Ce jeudi 27 août se tient le concours d’entrée en médecine et dentisterie, une échéance déterminante pour la formation des futurs soignants. La sélection des candidats conditionne en partie l’offre médicale à venir et alimente les débats sur l’organisation des parcours universitaires. À l’heure où l’accès aux soins mobilise patients et responsables, le profil des lauréats et leurs choix d’orientation auront des répercussions sur la répartition territoriale des praticiens et sur les capacités des structures de soins primaires.
La tension sur l’accès aux soins concerne particulièrement les médecins généralistes, dont la répartition inégale entre zones urbaines et rurales est régulièrement pointée. Plusieurs phénomènes contribuent à fragiliser l’offre de soins de premier recours : évolution démographique des professionnels, attractivité variable des conditions d’exercice, et attentes nouvelles des jeunes médecins en matière d’équilibre vie professionnelle/vie privée. Ces difficultés pèsent sur les délais de prise en charge et sur la continuité des parcours de soins pour une partie de la population.
Plusieurs pistes sont fréquemment évoquées pour rendre la médecine générale plus attractive : adapter les temps de formation pratique, favoriser l’implantation de stages dans les territoires sous-dotés, renforcer les équipes pluridisciplinaires et améliorer les conditions d’exercice (organisation, secours administratifs, rémunération). Des initiatives locales visant à mutualiser les ressources ou à développer les maisons de santé apparaissent également comme des leviers pour soutenir l’exercice en milieu rural et périurbain. Ces orientations touchent à la formation, à la politique de santé publique et à l’aménagement du territoire.

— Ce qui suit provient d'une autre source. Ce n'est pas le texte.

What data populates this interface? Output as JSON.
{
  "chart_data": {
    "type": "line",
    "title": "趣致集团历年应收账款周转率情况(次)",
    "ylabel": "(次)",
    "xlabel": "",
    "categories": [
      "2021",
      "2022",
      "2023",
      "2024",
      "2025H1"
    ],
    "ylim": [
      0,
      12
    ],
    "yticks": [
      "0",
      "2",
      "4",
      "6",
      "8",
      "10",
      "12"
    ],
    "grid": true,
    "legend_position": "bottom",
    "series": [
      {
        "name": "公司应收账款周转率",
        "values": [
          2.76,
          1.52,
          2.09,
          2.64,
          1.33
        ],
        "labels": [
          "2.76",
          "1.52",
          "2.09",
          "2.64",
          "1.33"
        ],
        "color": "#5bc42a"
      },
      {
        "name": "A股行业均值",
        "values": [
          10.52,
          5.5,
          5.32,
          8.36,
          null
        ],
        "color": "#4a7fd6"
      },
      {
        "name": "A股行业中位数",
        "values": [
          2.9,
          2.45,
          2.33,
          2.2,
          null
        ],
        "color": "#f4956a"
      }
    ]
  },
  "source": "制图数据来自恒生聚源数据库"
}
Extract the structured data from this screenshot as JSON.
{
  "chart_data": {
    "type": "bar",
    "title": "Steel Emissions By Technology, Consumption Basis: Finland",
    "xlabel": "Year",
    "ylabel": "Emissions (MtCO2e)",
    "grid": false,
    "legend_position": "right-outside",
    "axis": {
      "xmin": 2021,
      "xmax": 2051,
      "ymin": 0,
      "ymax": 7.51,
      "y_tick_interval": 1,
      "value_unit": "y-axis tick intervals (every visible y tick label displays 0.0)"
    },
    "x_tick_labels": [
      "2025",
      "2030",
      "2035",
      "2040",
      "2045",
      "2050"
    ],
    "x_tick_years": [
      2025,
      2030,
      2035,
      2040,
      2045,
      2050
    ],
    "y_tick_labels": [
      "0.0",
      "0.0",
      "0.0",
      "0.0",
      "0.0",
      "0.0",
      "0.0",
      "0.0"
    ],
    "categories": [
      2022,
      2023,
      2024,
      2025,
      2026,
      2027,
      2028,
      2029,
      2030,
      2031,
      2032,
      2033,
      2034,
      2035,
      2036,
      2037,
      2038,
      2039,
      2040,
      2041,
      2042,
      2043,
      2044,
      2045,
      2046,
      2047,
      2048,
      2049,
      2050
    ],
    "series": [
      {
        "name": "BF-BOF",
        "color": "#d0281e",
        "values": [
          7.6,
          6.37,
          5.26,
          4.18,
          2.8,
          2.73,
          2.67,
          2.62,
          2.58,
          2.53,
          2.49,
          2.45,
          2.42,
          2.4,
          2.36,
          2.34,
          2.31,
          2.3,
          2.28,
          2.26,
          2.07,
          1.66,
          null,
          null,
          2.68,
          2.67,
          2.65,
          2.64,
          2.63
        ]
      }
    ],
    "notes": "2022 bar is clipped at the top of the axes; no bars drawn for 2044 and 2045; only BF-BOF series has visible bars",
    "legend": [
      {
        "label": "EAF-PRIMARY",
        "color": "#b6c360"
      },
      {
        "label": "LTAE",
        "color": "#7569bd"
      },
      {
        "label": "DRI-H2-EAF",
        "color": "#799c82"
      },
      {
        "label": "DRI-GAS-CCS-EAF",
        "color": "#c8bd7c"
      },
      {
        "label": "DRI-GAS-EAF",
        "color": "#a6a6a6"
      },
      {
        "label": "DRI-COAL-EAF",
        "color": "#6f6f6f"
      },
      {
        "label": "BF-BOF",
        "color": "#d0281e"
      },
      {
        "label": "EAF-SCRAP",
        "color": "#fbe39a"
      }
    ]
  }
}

Le concours et la formation initiale ne suffisent pas à eux seuls à résoudre les déséquilibres : une approche coordonnée entre universités, acteurs de terrain et décideurs publics est nécessaire pour transformer les intentions en choix d’exercice durables. Le renouvellement des promotions offre une occasion pour confronter les parcours proposés aux besoins de santé du pays et pour suivre, à moyen terme, l’impact des mesures mises en œuvre sur l’accès aux soins et la qualité de l’offre médicale.